I love going on vacation, don't get me wrong, but there are certain tasks I always feel mildly stressed about completing before we head out of town. One of those is cleaning out the fridge. As I've mentioned before, we don't throw out much food in this house so on Sunday I made a list of what needed to be eaten by week's end and used that to create a menu. I was actually doing well until today when I picked up our latest CSA box. Fortunately my in-laws are babysitting later this week so they will likely benefit from an overflow of veggies. What's left will go to our neighbors, friends, or get preserved. I've been blanching and freezing green beans like crazy this week as well as preserving a few things I don't think will last till we get back in another week. Aside from the fridge inventory, there's also cleaning before we go. The first time I found myself cleaning the house pre-vacay I thought I'd turned into my mother. Now I realize it's quite logical. I was just reading a post on a blog I follow, Simple Mom, about providing post-vacation peace for your kids and family. Now I believe that rushing around to tidy up before we leave--as hectic as it may be--will A) make us need/enjoy our vacation time more and B) make it less stressful to unwind when we return.

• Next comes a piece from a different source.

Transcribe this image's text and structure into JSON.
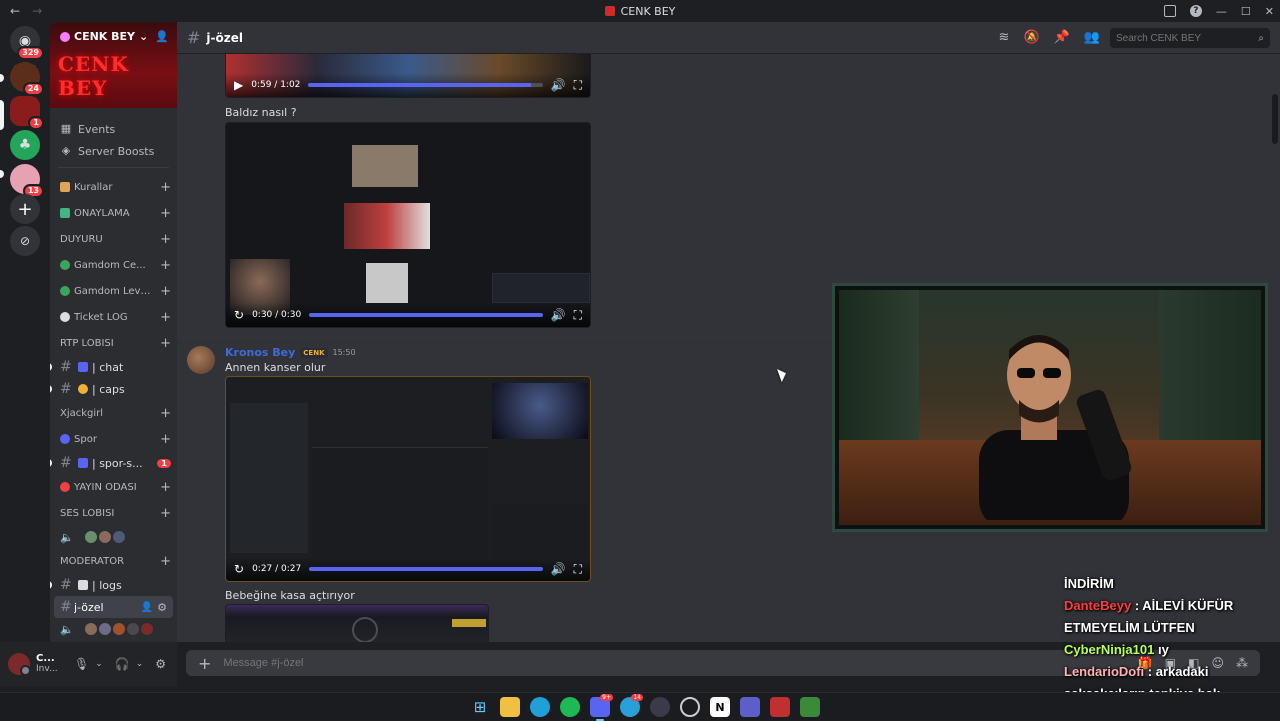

One of the dishes I created this week as I dumped the fridge was a Green Gazpacho. I took so many liberties with the original recipe that I feel I can safely call this it my own. You could even add tomatillos or green tomatoes once those become available this summer.
I found this to be very refreshing on some of these hot, hot days we've been having...and it doesn't heat up the house.
2 large cucumbers, peeled, seeded and coarsely chopped
1 small hot pepper (Thai chile size), coarsely chopped w/ or w/o seeds for desired spiciness
12 romaine leaves, washed and coarsely chopped
3 scallions, coarsely chopped
2 stalks celery, coarsely chopped
1/2-3/4 c. cilantro leaves
1/4 c. lime juice
1 1/2 c.-2 c. vegetable stock
1 t. ground cumin
3 c. buttermilk, yogurt, sour cream, or milk depending on desired thickness
salt and pepper to taste
Avocado, to garnish (optional)
In a food processor, combine chopped cukes, hot peppers, lettuce, scallions, celery, and cilantro. Process until almost smooth. Transfer to a large pot or bowl and stir in lime juice, stock, and cumin. Stir in buttermilk, sour cream, etc. Season with salt and pepper, or more lime juice as needed. Garnish with sliced avocado and additional yogurt or sour cream if you wish.